In 2000, he ran up against the Bush machine that slimed him and ran his campaign off the rails. Eight years later, he is now makes it to the top spot as the GOP nominee and has to run against someone that seems to be more popular than Jesus.
While I support John McCain, there is a sense that this is a losing battle. He is a good man stuck with a party in disarray and a movement that was run off the rails by the same man he faced in 2000.
Allan Lichtman has a worthy piece up on Politico about how McCain is failing to ignite the conservatives and that no matter if he wins or loses, he will ultimately lose because the conservative era is at its nadir. Licthman writes on how McCain has bent himself into odd shapes to appease various factions of the GOP and not pleasing anybody. Because he is trying to shore up the base, Obama who has a thin resume and little to show for when it comes to bipartisanship, is coming off as the unifying figure. Litchman writes:
McCain is straining to appease a conservative movement that is too fragmented to be appeased.
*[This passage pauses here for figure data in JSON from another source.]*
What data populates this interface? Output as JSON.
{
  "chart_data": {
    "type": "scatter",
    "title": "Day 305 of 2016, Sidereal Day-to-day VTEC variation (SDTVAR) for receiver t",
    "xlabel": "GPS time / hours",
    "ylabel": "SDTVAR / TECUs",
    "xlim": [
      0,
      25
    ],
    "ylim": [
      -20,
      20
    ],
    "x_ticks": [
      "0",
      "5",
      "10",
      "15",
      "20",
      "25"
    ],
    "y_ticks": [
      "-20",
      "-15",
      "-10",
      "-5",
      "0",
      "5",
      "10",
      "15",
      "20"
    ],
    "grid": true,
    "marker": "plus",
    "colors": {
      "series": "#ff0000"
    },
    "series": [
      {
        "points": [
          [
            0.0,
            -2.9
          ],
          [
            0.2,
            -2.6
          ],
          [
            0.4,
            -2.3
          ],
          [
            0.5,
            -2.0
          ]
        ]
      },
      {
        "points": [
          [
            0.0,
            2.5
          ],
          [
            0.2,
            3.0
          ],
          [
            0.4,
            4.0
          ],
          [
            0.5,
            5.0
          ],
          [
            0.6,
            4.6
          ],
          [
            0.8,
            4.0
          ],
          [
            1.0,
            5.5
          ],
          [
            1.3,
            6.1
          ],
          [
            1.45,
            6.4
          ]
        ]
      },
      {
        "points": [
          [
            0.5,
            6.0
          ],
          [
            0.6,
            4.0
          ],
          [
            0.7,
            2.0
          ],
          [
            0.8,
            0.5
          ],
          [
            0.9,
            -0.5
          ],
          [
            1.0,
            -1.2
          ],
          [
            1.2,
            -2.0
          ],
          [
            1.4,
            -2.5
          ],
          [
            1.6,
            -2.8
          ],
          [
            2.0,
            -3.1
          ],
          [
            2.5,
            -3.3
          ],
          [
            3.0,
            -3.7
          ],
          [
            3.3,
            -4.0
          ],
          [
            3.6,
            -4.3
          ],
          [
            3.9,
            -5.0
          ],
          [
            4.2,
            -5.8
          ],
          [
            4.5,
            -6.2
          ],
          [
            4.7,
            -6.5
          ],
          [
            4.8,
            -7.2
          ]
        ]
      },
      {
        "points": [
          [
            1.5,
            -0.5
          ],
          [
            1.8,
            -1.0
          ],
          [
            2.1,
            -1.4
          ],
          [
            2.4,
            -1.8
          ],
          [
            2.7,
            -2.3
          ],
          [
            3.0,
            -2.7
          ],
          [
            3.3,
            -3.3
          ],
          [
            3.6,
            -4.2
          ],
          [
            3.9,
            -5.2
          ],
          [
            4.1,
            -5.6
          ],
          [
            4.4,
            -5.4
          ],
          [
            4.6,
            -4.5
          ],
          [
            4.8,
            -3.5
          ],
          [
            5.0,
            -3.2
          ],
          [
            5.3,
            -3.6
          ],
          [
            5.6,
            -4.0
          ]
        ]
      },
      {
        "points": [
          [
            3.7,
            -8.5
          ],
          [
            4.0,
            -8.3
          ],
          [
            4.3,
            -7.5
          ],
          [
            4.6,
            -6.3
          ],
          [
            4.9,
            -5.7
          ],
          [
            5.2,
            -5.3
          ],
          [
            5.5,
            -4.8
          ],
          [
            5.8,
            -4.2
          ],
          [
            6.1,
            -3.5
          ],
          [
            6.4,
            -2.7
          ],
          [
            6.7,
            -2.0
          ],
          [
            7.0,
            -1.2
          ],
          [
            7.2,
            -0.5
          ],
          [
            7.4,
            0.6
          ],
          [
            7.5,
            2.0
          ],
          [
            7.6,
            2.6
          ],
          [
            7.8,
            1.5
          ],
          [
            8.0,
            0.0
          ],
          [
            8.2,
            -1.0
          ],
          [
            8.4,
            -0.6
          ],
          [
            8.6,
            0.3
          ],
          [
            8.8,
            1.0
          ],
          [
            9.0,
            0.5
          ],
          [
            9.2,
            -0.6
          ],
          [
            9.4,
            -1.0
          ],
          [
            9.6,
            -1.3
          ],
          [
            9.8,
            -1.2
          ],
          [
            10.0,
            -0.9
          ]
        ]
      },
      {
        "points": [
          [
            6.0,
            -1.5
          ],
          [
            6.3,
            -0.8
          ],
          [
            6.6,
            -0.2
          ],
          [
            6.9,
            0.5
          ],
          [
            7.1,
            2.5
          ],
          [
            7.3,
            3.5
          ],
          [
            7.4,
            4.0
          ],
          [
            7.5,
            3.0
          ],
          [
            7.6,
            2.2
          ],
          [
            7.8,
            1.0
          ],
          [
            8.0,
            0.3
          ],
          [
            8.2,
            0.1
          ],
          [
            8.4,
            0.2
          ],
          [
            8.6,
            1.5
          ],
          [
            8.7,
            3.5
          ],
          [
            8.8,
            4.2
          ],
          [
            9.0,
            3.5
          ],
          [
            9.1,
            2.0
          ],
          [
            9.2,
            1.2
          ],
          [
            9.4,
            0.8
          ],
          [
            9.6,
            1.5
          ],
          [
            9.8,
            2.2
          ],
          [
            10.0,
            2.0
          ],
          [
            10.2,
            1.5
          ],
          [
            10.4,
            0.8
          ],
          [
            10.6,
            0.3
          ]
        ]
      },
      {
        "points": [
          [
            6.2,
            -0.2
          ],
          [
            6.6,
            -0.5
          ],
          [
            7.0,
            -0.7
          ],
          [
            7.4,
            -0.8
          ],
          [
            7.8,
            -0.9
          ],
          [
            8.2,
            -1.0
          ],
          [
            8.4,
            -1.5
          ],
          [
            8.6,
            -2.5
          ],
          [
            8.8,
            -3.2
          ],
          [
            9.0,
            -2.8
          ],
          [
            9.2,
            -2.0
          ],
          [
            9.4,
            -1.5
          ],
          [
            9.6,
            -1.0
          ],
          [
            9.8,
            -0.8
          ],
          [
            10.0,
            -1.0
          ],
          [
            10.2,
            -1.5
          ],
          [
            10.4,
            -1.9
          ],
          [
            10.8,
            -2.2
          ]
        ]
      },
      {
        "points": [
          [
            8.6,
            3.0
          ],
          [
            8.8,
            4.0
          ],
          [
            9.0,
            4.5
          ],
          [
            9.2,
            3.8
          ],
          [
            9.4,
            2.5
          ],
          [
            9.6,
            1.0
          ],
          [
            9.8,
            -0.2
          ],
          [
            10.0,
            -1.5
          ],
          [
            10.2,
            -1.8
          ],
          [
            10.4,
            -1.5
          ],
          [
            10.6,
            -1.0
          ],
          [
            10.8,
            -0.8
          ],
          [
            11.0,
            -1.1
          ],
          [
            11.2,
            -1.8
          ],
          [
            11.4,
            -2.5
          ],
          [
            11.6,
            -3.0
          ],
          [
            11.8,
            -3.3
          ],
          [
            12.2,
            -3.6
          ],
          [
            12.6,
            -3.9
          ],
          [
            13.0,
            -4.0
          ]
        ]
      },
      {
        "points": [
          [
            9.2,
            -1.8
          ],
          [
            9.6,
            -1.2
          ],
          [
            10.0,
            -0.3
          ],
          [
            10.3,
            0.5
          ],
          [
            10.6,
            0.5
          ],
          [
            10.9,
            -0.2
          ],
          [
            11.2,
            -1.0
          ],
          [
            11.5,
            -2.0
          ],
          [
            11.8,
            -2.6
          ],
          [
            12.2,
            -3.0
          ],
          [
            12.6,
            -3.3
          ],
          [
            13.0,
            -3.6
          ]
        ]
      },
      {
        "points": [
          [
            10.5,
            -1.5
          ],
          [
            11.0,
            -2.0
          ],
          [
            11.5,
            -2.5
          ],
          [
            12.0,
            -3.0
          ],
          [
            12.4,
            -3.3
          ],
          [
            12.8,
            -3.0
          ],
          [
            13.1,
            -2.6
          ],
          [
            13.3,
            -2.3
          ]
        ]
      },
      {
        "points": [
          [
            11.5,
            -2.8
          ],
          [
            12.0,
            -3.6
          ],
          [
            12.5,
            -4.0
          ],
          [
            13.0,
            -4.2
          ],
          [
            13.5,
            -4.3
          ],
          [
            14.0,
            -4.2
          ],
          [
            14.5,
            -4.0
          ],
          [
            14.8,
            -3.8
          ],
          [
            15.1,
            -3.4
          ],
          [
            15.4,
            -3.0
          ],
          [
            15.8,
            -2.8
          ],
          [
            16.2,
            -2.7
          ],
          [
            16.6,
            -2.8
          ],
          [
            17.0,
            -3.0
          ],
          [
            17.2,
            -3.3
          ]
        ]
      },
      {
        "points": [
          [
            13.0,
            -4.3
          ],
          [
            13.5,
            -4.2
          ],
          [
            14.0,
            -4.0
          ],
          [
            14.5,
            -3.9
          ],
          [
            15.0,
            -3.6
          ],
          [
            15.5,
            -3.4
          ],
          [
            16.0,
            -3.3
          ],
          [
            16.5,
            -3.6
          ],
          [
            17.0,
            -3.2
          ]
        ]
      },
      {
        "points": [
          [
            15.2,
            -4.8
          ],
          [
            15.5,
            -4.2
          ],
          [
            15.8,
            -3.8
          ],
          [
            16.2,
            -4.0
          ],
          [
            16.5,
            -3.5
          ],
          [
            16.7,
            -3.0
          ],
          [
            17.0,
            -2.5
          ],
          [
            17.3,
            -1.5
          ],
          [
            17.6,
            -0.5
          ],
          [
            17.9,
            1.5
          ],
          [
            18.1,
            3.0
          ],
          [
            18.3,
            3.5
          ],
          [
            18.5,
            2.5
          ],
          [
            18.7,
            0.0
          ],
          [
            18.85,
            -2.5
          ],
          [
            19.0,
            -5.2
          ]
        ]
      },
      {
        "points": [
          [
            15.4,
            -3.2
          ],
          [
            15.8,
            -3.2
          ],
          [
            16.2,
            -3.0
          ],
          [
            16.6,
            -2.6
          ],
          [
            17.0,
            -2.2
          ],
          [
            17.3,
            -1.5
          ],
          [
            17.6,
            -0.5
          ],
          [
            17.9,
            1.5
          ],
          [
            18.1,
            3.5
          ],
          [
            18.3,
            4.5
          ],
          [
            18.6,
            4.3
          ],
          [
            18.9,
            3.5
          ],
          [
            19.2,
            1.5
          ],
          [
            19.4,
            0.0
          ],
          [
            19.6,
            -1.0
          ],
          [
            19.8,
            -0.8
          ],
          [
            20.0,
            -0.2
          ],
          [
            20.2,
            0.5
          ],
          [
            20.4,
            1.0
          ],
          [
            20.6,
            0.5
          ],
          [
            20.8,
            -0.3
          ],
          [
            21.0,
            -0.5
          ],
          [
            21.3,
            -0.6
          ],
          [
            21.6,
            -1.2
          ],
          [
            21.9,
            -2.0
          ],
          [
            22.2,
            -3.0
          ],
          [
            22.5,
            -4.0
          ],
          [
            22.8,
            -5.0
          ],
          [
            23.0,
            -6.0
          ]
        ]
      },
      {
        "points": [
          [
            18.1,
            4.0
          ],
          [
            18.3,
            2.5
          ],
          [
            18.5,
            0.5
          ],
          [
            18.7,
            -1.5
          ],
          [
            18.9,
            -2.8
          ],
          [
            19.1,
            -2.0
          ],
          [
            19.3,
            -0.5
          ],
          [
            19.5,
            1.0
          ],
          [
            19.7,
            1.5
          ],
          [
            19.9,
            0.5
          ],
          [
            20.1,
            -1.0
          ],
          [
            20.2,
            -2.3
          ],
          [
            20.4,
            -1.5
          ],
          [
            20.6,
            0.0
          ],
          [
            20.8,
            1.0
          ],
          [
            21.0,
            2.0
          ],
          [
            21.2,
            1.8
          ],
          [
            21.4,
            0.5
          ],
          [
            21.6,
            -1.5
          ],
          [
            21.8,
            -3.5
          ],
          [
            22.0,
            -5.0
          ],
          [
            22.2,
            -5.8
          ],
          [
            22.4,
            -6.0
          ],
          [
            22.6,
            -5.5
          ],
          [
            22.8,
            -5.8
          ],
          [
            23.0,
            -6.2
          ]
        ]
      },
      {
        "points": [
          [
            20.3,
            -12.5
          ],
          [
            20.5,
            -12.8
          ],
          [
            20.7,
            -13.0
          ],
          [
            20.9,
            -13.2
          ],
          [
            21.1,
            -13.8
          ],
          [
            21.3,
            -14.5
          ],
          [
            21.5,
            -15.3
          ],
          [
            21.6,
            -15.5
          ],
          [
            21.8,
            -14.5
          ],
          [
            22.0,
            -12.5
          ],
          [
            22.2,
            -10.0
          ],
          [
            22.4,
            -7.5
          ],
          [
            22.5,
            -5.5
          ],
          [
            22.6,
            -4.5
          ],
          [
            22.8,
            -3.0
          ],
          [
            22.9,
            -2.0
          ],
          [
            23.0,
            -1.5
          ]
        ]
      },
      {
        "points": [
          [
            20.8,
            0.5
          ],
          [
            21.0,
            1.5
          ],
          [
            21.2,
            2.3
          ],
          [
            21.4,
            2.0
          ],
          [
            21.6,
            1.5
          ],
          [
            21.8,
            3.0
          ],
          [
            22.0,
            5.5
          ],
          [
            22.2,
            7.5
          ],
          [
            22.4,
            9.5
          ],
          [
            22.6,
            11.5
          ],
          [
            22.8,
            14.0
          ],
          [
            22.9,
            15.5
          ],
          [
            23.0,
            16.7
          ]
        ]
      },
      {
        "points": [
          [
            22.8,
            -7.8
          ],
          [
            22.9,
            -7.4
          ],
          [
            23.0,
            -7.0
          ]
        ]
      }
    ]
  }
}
Like Humpty Dumpty after the fall, all the GOP’s horses and all the GOP’s men cannot put together again business and social conservatives, big- and small-government conservatives, tax-cutters and deficit hawks, and foreign adventurers and advocates of the humble foreign policy that Bush proposed in his 2000 campaign but quickly abandoned. McCain’s preoccupation with the right has let Obama, with his meager record of bipartisan accomplishment, emerge as the unifying figure in the presidential campaign, taking the place of the co-sponsor of the McCain-Feingold Act on campaign finance reform and the McCain-Kennedy bill on immigration reform.
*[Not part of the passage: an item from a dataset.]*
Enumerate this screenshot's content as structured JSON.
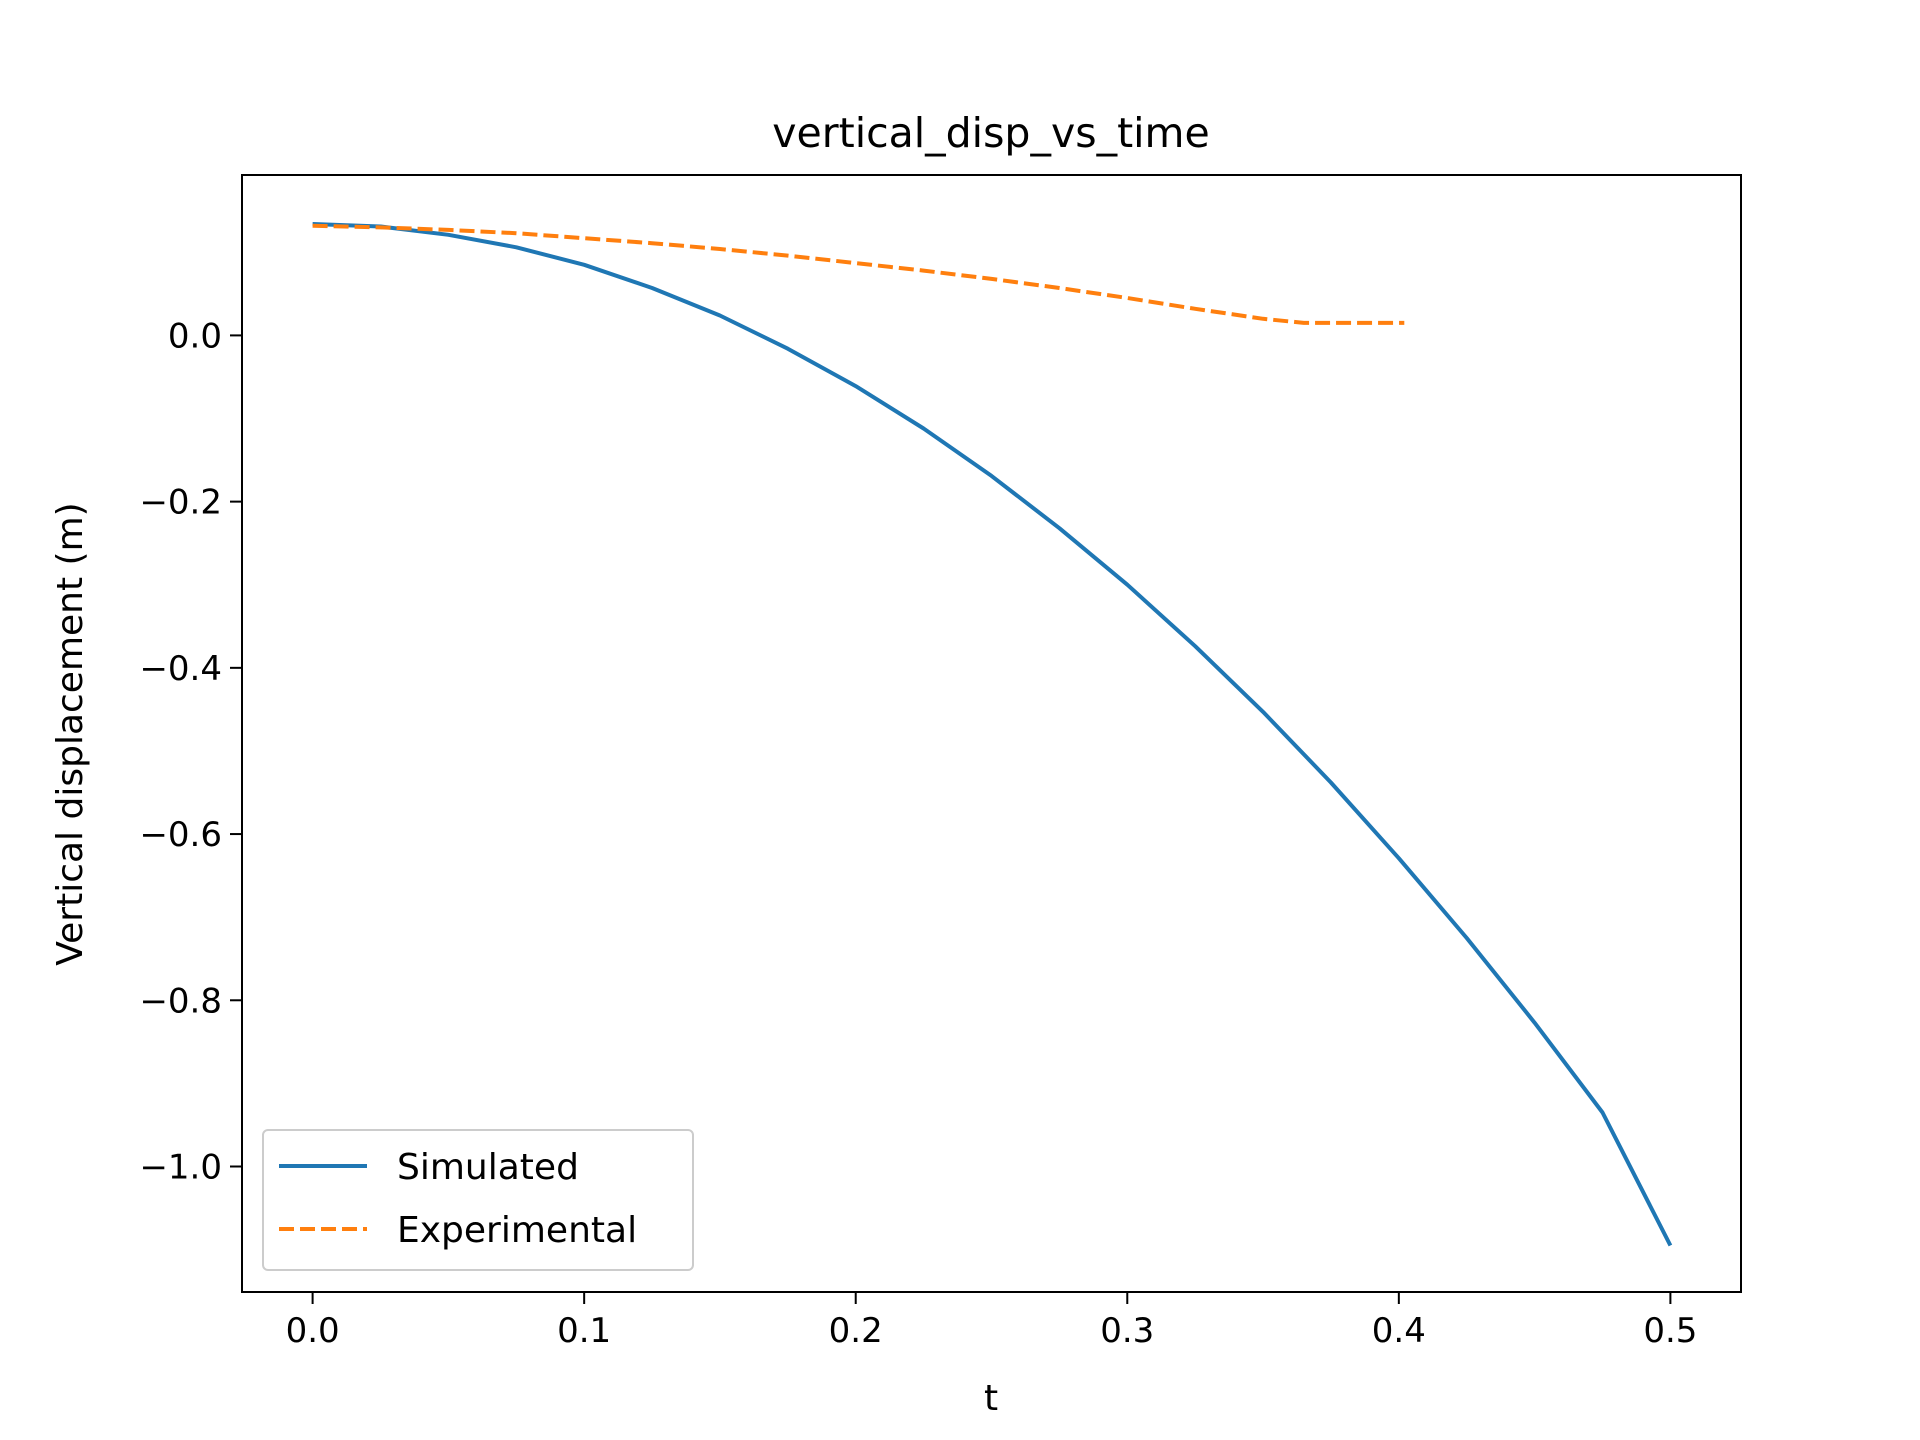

He adds that even a McCain win would relegate the Senator to become a transitional figure ala Gerald Ford:
McCain’s defeat by the liberal Obama and the advent of a strengthened Democratic Congress would mark the end of the modern conservative era as clearly as President Franklin Roosevelt’s defeat of President Herbert Hoover in 1932 marked the end of the conservative 1920s. Even if McCain were to win the presidency, he would likely preside over a divided government and become a transitional figure in the evolution of American conservative politics, a Gerald Ford to some future Ronald Reagan.
Liberals are going to say good riddance to all that. After nearly 30 years in the wilderness, they are ready to take over and conservatives have no one to blame but themselves. Maybe during this period of wilderness they can decide what direction to take and actually develop a way to govern that was so lacking in the Bush years.
The funny thing about political eras is how each side thinks their ideology will be the permanent majority, pushing their adversaries into oblivion for eternity. But that doesn’t happen. It didn’t happen when the Democrats were in power from 1932 to 1980, it won’t happen now. Yes, one ideology will be dominant, but the fact is movements get old and start to crumble and die and are reborn again. There will be more liberal eras and conservative eras. And that’s okay by me. That’s what democracy should be about; an argument of ideas and sometimes one argument wins and sometimes the other one does. That’s what happens when the people rule.
My only wish is that conservatives will learn from this debacle called the Bush years and reform themselves. And boy do they need some reforming.